HIMM: Human-Inspired Long-Term Memory Modeling for Embodied Exploration and Question Answering

Abstract

Deploying Multimodal Large Language Models as the brain of embodied agents remains challenging, particularly under long-horizon observations and limited context budgets. Existing memory assisted methods often rely on textual summaries, which discard rich visual and spatial details and remain brittle in non-stationary environments. In this work, we propose a non-parametric memory framework that explicitly disentangles episodic and semantic memory for embodied exploration and question answering.
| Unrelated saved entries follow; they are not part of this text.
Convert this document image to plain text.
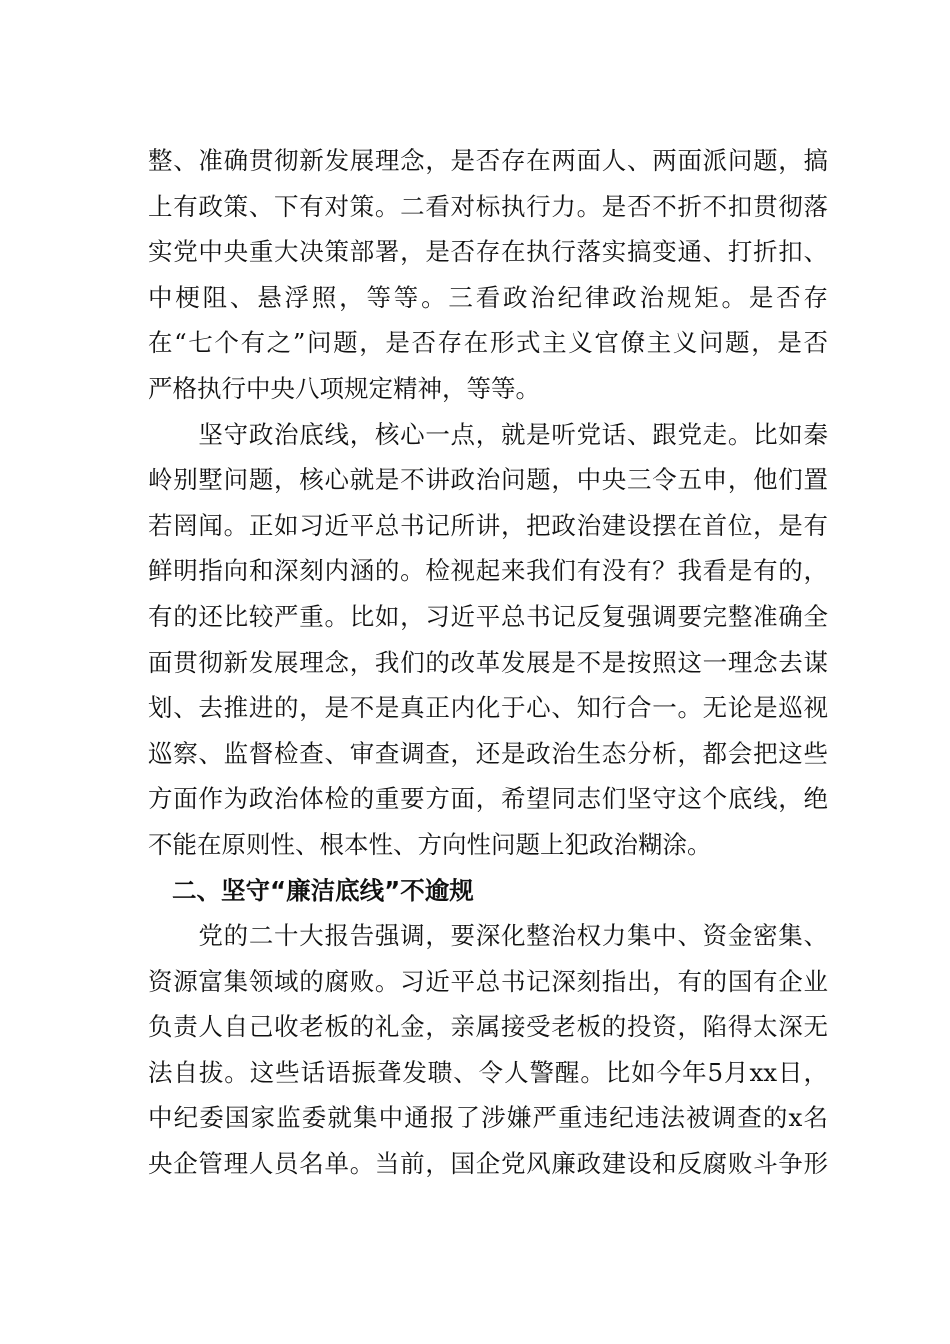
整、准确贯彻新发展理念，是否存在两面人、两面派问题，搞
上有政策、下有对策。二看对标执行力。是否不折不扣贯彻落
实党中央重大决策部署，是否存在执行落实搞变通、打折扣、
中梗阻、悬浮照，等等。三看政治纪律政治规矩。是否存
在“七个有之”问题，是否存在形式主义官僚主义问题，是否
严格执行中央八项规定精神，等等。

　　坚守政治底线，核心一点，就是听党话、跟党走。比如秦
岭别墅问题，核心就是不讲政治问题，中央三令五申，他们置
若罔闻。正如习近平总书记所讲，把政治建设摆在首位，是有
鲜明指向和深刻内涵的。检视起来我们有没有？我看是有的，
有的还比较严重。比如，习近平总书记反复强调要完整准确全
面贯彻新发展理念，我们的改革发展是不是按照这一理念去谋
划、去推进的，是不是真正内化于心、知行合一。无论是巡视
巡察、监督检查、审查调查，还是政治生态分析，都会把这些
方面作为政治体检的重要方面，希望同志们坚守这个底线，绝
不能在原则性、根本性、方向性问题上犯政治糊涂。

二、坚守“廉洁底线”不逾规

　　党的二十大报告强调，要深化整治权力集中、资金密集、
资源富集领域的腐败。习近平总书记深刻指出，有的国有企业
负责人自己收老板的礼金，亲属接受老板的投资，陷得太深无
法自拔。这些话语振聋发聩、令人警醒。比如今年5月xx日，
中纪委国家监委就集中通报了涉嫌严重违纪违法被调查的x名
央企管理人员名单。当前，国企党风廉政建设和反腐败斗争形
Our retrieval-first, reasoning-assisted paradigm recalls episodic experiences via semantic similarity and verifies them through visual reasoning, enabling robust reuse of past observations without rigid geometric alignment. In parallel, we introduce a program-style rule extraction mechanism that converts experiences into structured, reusable semantic memory, facilitating cross-environment generalization. Extensive experiments demonstrate state-of-the-art performance on embodied question answering and exploration benchmarks, yielding a 7.3% gain in LLM-Match and an 11.4% gain in LLM MatchXSPL on A-EQA, as well as +7.7% success rate and +6.8% SPL on GOAT-Bench. Analyses reveal that our episodic memory primarily improves exploration efficiency, while semantic memory strengthens complex reasoning of embodied agents.